The information GD is missing is curvature — the second derivative. Newton's question: if we are willing to pay for the Hessian, can we skip the tuning entirely?

02 · The ideaModel locally, solve the model exactly

Take the second-order Taylor expansion at the current point — a quadratic bowl that matches the true loss in value, slope, and curvature — and jump straight to the bottom of that bowl:

L(x+Δ) ≈ L(x) + ∇L^TΔ + ½ Δ^THΔ
∇_Δ(·) = 0 ⇒ HΔ = −∇L
x ← x − H⁻¹∇L

Notice what H⁻¹ does to the geometry: it rescales each curvature direction by its own stiffness — big steps along flat directions, small steps across steep ones. Newton's method is gradient descent with a perfect, automatically chosen, matrix-valued learning rate. On an exactly quadratic loss it converges in one step from anywhere.

One Newton step: fit the dashed quadratic at x_t, jump to its minimum. Near the optimum the fit is nearly exact, so the jumps land nearly on target.

03 · The prizeQuadratic convergence

Near a well-behaved minimum the error roughly squares each iteration:

‖x_t+1 − x^*‖ ≤ C ‖x_t − x^*‖²

Squaring the error doubles the number of correct digits per step: 10⁻² → 10⁻⁴ → 10⁻⁸. Gradient descent, by contrast, multiplies the error by a constant factor each step (linear convergence) and pays more the worse the conditioning. When Newton applies — smooth loss, modest dimension, near a minimum — nothing first-order competes. Logistic regression solvers and many classical statistics fits are Newton (or its cousin, iteratively reweighted least squares) for exactly this reason.

04 · The exileWhy deep learning cannot afford it

The costs are all in the Hessian, and they scale brutally with dimension d:

Memory, O(d²). For d = 10⁹ parameters, H has 10¹⁸ entries. Storing it is out of the question before anything is computed.
Solving, O(d³). The step requires solving HΔ = −∇L. Even with structure-exploiting solvers, this dwarfs the cost of a gradient.
Saddle attraction. The subtle one: Newton jumps to the stationary point of the local quadratic, whatever it is. At a saddle, negative curvature directions get a flipped sign and the method walks toward the saddle. High-dimensional loss surfaces are mostly saddles, so pure Newton homes in on exactly the points we want to escape.

Also, a stochastic Hessian estimated on a mini-batch is far noisier than a stochastic gradient — inverting noise amplifies it. Newton's precision is wasted on the noisy, non-convex, billion-dimensional setting.
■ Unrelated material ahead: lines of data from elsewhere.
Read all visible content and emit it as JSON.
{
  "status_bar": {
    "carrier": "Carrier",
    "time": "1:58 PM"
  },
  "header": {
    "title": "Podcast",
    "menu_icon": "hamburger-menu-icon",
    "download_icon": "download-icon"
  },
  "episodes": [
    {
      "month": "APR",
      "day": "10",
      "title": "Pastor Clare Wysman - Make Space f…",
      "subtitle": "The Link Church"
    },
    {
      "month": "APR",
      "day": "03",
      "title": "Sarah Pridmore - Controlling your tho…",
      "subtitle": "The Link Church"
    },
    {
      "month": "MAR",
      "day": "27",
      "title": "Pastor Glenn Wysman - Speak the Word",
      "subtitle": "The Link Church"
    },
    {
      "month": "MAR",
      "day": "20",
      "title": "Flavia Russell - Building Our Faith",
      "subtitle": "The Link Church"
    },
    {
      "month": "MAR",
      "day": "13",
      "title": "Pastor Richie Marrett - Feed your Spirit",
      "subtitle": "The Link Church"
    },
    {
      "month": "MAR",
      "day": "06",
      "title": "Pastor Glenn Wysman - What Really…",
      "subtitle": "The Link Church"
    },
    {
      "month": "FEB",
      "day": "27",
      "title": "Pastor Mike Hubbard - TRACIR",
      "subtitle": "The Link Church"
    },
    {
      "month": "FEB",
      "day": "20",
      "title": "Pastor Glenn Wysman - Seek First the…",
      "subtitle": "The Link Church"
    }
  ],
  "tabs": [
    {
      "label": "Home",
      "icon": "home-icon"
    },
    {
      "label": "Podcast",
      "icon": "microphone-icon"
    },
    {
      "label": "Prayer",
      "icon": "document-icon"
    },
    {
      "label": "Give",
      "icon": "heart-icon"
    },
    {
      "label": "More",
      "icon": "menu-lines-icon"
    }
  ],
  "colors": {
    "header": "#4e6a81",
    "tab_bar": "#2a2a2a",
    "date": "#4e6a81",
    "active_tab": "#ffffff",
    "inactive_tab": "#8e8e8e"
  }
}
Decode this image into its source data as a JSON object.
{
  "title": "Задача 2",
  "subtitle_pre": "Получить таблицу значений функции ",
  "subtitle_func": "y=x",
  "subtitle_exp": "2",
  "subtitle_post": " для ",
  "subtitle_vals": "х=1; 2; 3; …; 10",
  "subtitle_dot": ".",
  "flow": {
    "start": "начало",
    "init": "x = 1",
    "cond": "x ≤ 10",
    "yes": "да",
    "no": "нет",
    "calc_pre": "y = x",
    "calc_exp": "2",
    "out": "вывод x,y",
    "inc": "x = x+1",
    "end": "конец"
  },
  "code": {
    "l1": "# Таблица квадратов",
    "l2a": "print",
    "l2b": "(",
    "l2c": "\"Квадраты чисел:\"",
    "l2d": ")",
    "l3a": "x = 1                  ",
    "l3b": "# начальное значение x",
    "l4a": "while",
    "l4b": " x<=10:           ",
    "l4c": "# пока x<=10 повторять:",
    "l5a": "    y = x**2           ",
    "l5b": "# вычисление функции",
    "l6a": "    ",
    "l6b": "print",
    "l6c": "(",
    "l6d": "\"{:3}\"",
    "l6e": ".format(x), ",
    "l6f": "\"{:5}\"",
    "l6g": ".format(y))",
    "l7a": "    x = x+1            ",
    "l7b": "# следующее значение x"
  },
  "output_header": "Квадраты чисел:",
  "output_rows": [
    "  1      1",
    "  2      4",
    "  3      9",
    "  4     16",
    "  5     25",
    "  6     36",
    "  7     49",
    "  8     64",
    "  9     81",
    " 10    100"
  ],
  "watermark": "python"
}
The fixes, in one line: damping (solve with H + λI, sliding between Newton at λ→0 and gradient descent at λ→∞) and trust regions (only trust the quadratic inside a radius) repair divergence and saddle attraction — but not the O(d²) bill. Cheaper curvature is its own family: second-order methods.

05 · Where it livesThe verdict

Setting	Newton?	Why
Logistic regression, GLMs, small convex fits	Yes	convex, d small, quadratic convergence shines
Classical optimisation, root finding	Yes	the default, with damping or trust regions
Deep networks	No	O(d²) memory, O(d³) solve, saddles, mini-batch noise

Mental Model

Gradient descent sees slope; Newton also sees curvature, and uses it as a perfect matrix-valued learning rate.
One step = fit the local quadratic, jump to its bottom: x ← x − H⁻¹∇L.
The prize is quadratic convergence — correct digits double per iteration near the optimum.
The exile from deep learning: O(d²) storage, O(d³) solve, and it walks toward saddles.
Damping (H + λI) interpolates between Newton and gradient descent; everything cheaper is an approximation of this note.